Memento de Christopher Nolan
(2000)
Après
Following, premier film fauché qui était de loin l'une des plus belles surprises du cinéma anglais des années 90, Christopher Nolan offrait au public mondial la confirmation de son talent via un long-métrage auquel il restera toujours lié. Ainsi, en 2000,
Memento sortait sur les écrans et allait vite devenir un film culte pour toute une génération de cinéphiles. Pourtant, en apparence, le film possède un script somme toute classique, mais qui est véritablement transcendé par une nouvelle façon de raconter une histoire, le métrage commençant par la scène finale pour aboutir sur ce qui devrait être l'introduction du récit (un procédé totalement original à l'époque que reprendra deux ans plus tard Gaspar Noé pour un résultat ravageur). Une idée tout simple qui pourtant donne toute sa puissance au film, le procédé étant loin d'être gratuit étant donné que
Memento suit les avancées d'une enquête par un homme ayant perdu sa mémoire immédiate. Ainsi, le héros du film est incapable de se souvenir de ce qu'il a pu faire cinq minutes auparavant, le choix de raconter l'histoire de Memento par plusieurs séquences où le spectateur sait où se dirige le héros mais pas forcément d'où il vient prend alors tout son sens, que ce soit sur le déroulent formel de l'histoire mais aussi par rapport à la psychologie du héros qui se refuse de regarder en arrière.
Memento est, de plus, coupé entre chaque séquences par une courte interlude en noir et blanc, des scènes que l'on pourrait croire isolées mais qui se révèleront plus importantes qu'elles ne le laissent paraître puisqu'elles évoquent à elles-seules tout un segment des thématiques de Nolan, à savoir la dualité psychologique pour se protéger du monde extérieur. Tiré à l'origine d'une courte nouvelle de Jonathan Nolan, le script est entièrement réécrit par son frère qui en profite pour raconter à travers cette histoire une suite logique des thèmes déjà abordés dans
Following. Ainsi, on retrouve l'obsession de chercher à connaître une vérité à travers la psychologie d'autres personnages, avec tout les risques que cela peut engendrer (via le mensonge notamment) mais aussi la volonté de trouver une place dans un monde sans cesse en mouvement d'expansion. Il est étonnant par ailleurs de voir à quel point
Following,
Memento et
Inception, trois films écrits et réalisés par Nolan, sont totalement complémentaires entre eux, traitant exactement des mêmes thèmes sans jamais se répéter.
Ainsi, Memento serait en quelque sorte un film noir atypique, puisque se concentrant bien plus sur une psychologie changeante que sur une intrigue finalement cousue de fil blanc.
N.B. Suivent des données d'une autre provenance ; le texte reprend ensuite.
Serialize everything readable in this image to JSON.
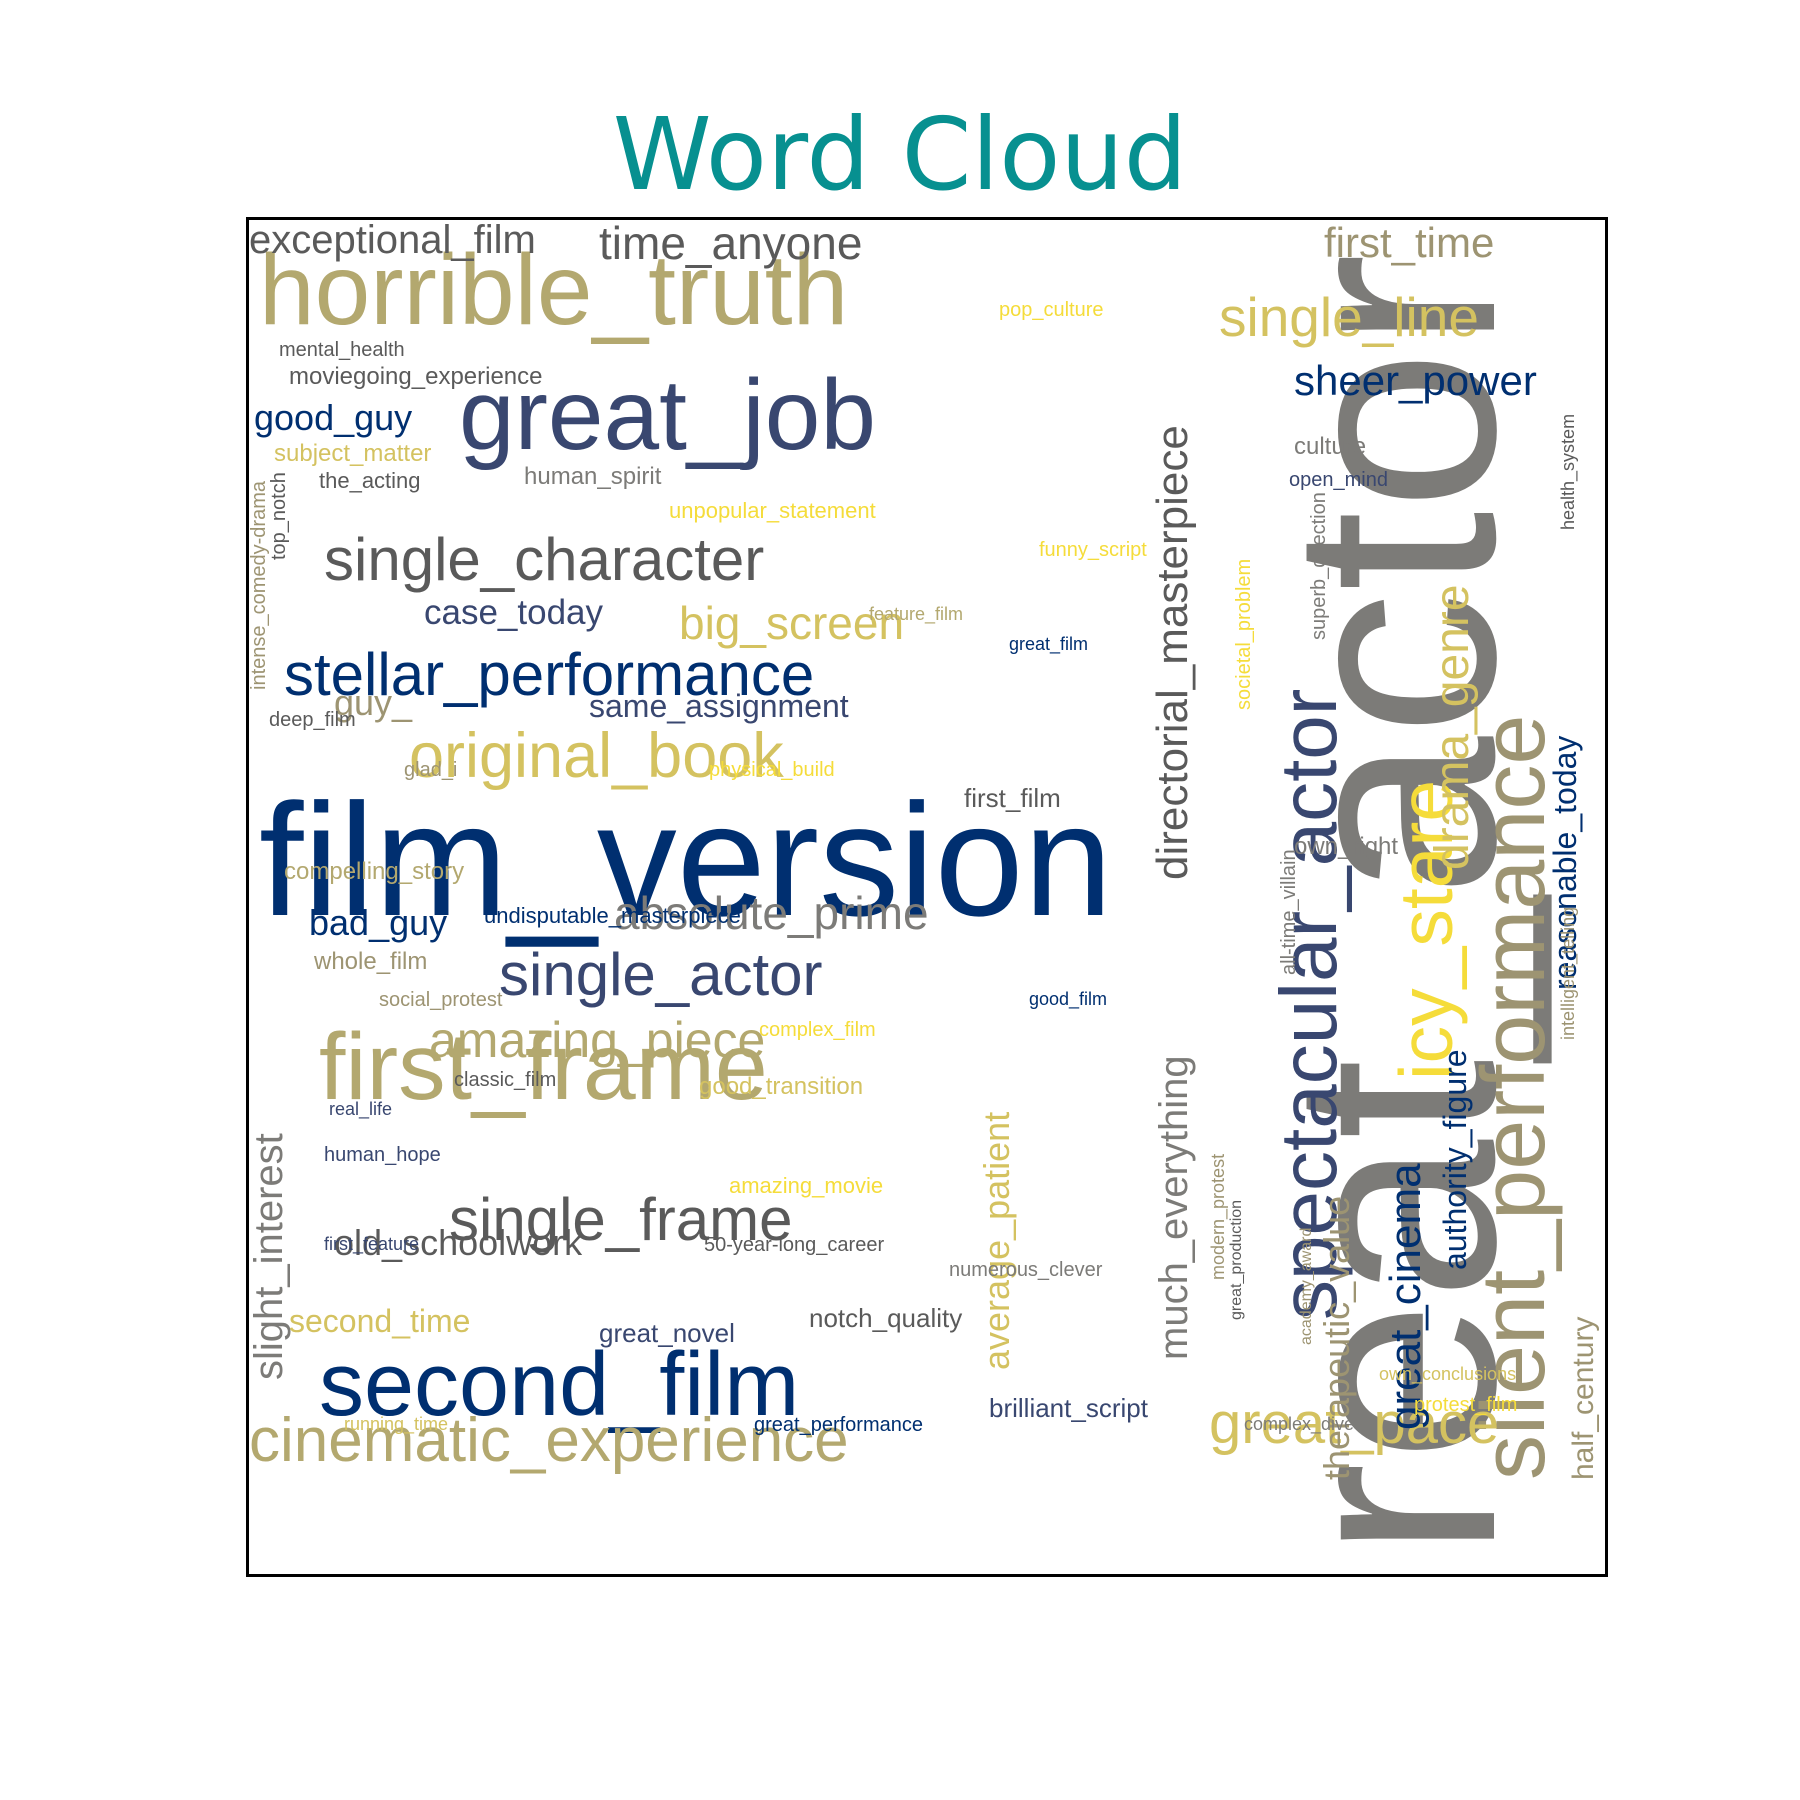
{
  "title": "Word Cloud",
  "colors": {
    "title": "#079090",
    "palette": [
      "#002f70",
      "#394770",
      "#5a5a5a",
      "#7c7b78",
      "#9d9472",
      "#b3a86f",
      "#d4c260",
      "#f5dc3a"
    ]
  },
  "words": [
    {
      "text": "great_actor",
      "color": "#7c7b78"
    },
    {
      "text": "film_version",
      "color": "#002f70"
    },
    {
      "text": "horrible_truth",
      "color": "#b3a86f"
    },
    {
      "text": "great_job",
      "color": "#394770"
    },
    {
      "text": "second_film",
      "color": "#002f70"
    },
    {
      "text": "first_frame",
      "color": "#b3a86f"
    },
    {
      "text": "silent_performance",
      "color": "#9d9472"
    },
    {
      "text": "spectacular_actor",
      "color": "#394770"
    },
    {
      "text": "icy_stare",
      "color": "#f5dc3a"
    },
    {
      "text": "stellar_performance",
      "color": "#002f70"
    },
    {
      "text": "cinematic_experience",
      "color": "#b3a86f"
    },
    {
      "text": "original_book",
      "color": "#d4c260"
    },
    {
      "text": "single_character",
      "color": "#5a5a5a"
    },
    {
      "text": "single_actor",
      "color": "#394770"
    },
    {
      "text": "single_frame",
      "color": "#5a5a5a"
    },
    {
      "text": "great_pace",
      "color": "#d4c260"
    },
    {
      "text": "single_line",
      "color": "#d4c260"
    },
    {
      "text": "directorial_masterpiece",
      "color": "#5a5a5a"
    },
    {
      "text": "drama_genre",
      "color": "#d4c260"
    },
    {
      "text": "amazing_piece",
      "color": "#b3a86f"
    },
    {
      "text": "absolute_prime",
      "color": "#7c7b78"
    },
    {
      "text": "much_everything",
      "color": "#7c7b78"
    },
    {
      "text": "great_cinema",
      "color": "#002f70"
    },
    {
      "text": "slight_interest",
      "color": "#7c7b78"
    },
    {
      "text": "big_screen",
      "color": "#d4c260"
    },
    {
      "text": "sheer_power",
      "color": "#002f70"
    },
    {
      "text": "first_time",
      "color": "#9d9472"
    },
    {
      "text": "time_anyone",
      "color": "#5a5a5a"
    },
    {
      "text": "exceptional_film",
      "color": "#5a5a5a"
    },
    {
      "text": "authority_figure",
      "color": "#002f70"
    },
    {
      "text": "reasonable_today",
      "color": "#002f70"
    },
    {
      "text": "half_century",
      "color": "#9d9472"
    },
    {
      "text": "therapeutic_value",
      "color": "#9d9472"
    },
    {
      "text": "average_patient",
      "color": "#d4c260"
    },
    {
      "text": "old_schoolwork",
      "color": "#5a5a5a"
    },
    {
      "text": "case_today",
      "color": "#394770"
    },
    {
      "text": "good_guy",
      "color": "#002f70"
    },
    {
      "text": "bad_guy",
      "color": "#002f70"
    },
    {
      "text": "same_assignment",
      "color": "#394770"
    },
    {
      "text": "guy_",
      "color": "#9d9472"
    },
    {
      "text": "second_time",
      "color": "#d4c260"
    },
    {
      "text": "brilliant_script",
      "color": "#394770"
    },
    {
      "text": "notch_quality",
      "color": "#5a5a5a"
    },
    {
      "text": "great_novel",
      "color": "#394770"
    },
    {
      "text": "first_film",
      "color": "#5a5a5a"
    },
    {
      "text": "culture",
      "color": "#7c7b78"
    },
    {
      "text": "own_right",
      "color": "#7c7b78"
    },
    {
      "text": "human_spirit",
      "color": "#7c7b78"
    },
    {
      "text": "moviegoing_experience",
      "color": "#5a5a5a"
    },
    {
      "text": "mental_health",
      "color": "#5a5a5a"
    },
    {
      "text": "subject_matter",
      "color": "#d4c260"
    },
    {
      "text": "the_acting",
      "color": "#5a5a5a"
    },
    {
      "text": "unpopular_statement",
      "color": "#f5dc3a"
    },
    {
      "text": "funny_script",
      "color": "#f5dc3a"
    },
    {
      "text": "pop_culture",
      "color": "#f5dc3a"
    },
    {
      "text": "open_mind",
      "color": "#394770"
    },
    {
      "text": "feature_film",
      "color": "#b3a86f"
    },
    {
      "text": "great_film",
      "color": "#002f70"
    },
    {
      "text": "deep_film",
      "color": "#5a5a5a"
    },
    {
      "text": "glad_i",
      "color": "#9d9472"
    },
    {
      "text": "physical_build",
      "color": "#f5dc3a"
    },
    {
      "text": "compelling_story",
      "color": "#b3a86f"
    },
    {
      "text": "undisputable_masterpiece",
      "color": "#002f70"
    },
    {
      "text": "whole_film",
      "color": "#9d9472"
    },
    {
      "text": "social_protest",
      "color": "#9d9472"
    },
    {
      "text": "complex_film",
      "color": "#f5dc3a"
    },
    {
      "text": "real_life",
      "color": "#394770"
    },
    {
      "text": "classic_film",
      "color": "#5a5a5a"
    },
    {
      "text": "good_transition",
      "color": "#d4c260"
    },
    {
      "text": "good_film",
      "color": "#002f70"
    },
    {
      "text": "human_hope",
      "color": "#394770"
    },
    {
      "text": "amazing_movie",
      "color": "#f5dc3a"
    },
    {
      "text": "first_feature",
      "color": "#394770"
    },
    {
      "text": "50-year-long_career",
      "color": "#5a5a5a"
    },
    {
      "text": "numerous_clever",
      "color": "#7c7b78"
    },
    {
      "text": "running_time",
      "color": "#d4c260"
    },
    {
      "text": "great_performance",
      "color": "#002f70"
    },
    {
      "text": "complex_dive",
      "color": "#7c7b78"
    },
    {
      "text": "protest_film",
      "color": "#f5dc3a"
    },
    {
      "text": "own_conclusions",
      "color": "#d4c260"
    },
    {
      "text": "top_notch",
      "color": "#5a5a5a"
    },
    {
      "text": "intense_comedy-drama",
      "color": "#9d9472"
    },
    {
      "text": "societal_problem",
      "color": "#f5dc3a"
    },
    {
      "text": "superb_direction",
      "color": "#7c7b78"
    },
    {
      "text": "all-time_villain",
      "color": "#7c7b78"
    },
    {
      "text": "health_system",
      "color": "#5a5a5a"
    },
    {
      "text": "intelligent_telling",
      "color": "#9d9472"
    },
    {
      "text": "modern_protest",
      "color": "#9d9472"
    },
    {
      "text": "great_production",
      "color": "#5a5a5a"
    },
    {
      "text": "academy_award",
      "color": "#9d9472"
    }
  ]
}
On s'étonne par ailleurs de voir à quel point on ne recherche finalement pas le tueur mais plutôt la paix pour un Leonard Shelby qui ne trouve que la vengeance comme raison de vivre. En terme de mise en scène, si
Memento possède une classe visuelle évidente (superbe générique d'introduction) via un choix de photographie ingénieux (Wally Pfister, de loin l'un des directeurs de photographie les plus doués de ces dernières années) et des inserts tous plus beaux les uns que les autres, il est évident que Nolan fut dépassé assez vite sur le tournage,
Memento étant non seulement son premier long-métrage professionnel mais aussi son premier film dans un pays étranger avec un budget solide. Le film manque donc un peu de personnalité en terme de mise en scène pure (là où un film comme
The Prestige possède réellement l'empreinte de son réalisateur), même si, pour le coup, ce défaut est loin d'être préjudiciable tant
Memento fonctionne véritablement en autonomie. Le film a même tendance à très bien vieillir, faisant partie de ces rares films à révélations qui peuvent se revoir avec un intérêt nouveau, le sous-message psychologique faisant des merveilles à ce niveau là, d'autant que depuis la sortie d'
Inception les pistes de lecture sont multipliés par dizaines.
Memento est donc clairement ce genre de films qui prendra de plus en plus d'intérêt au fil des ans. Le métrage jouit en plus d'un très bon casting, réunissant Guy Pearce (excellent), Carrie Anne-Moss et Joe Pantoliano (parfait, comme toujours) mais aussi d'une bande-sonore hypnotique signée David Julyan du plus bel effet.
Memento, sans être le meilleur film de Christopher Nolan (qui a fait bien mieux depuis) est pourtant en quelque sorte son œuvre charnière, celle qui lui permettra non seulement de se faire un nom au sein de l'industrie cinématographique américaine mais aussi celle où la totalité de ses thèmes se regroupent pour former un tout qui impose sa puissance évocatrice plus d'une décennie après sa sortie en salles. C'est souvent là que l'on reconnaît un grand film et
Memento en est assurément un, aucun doute possible.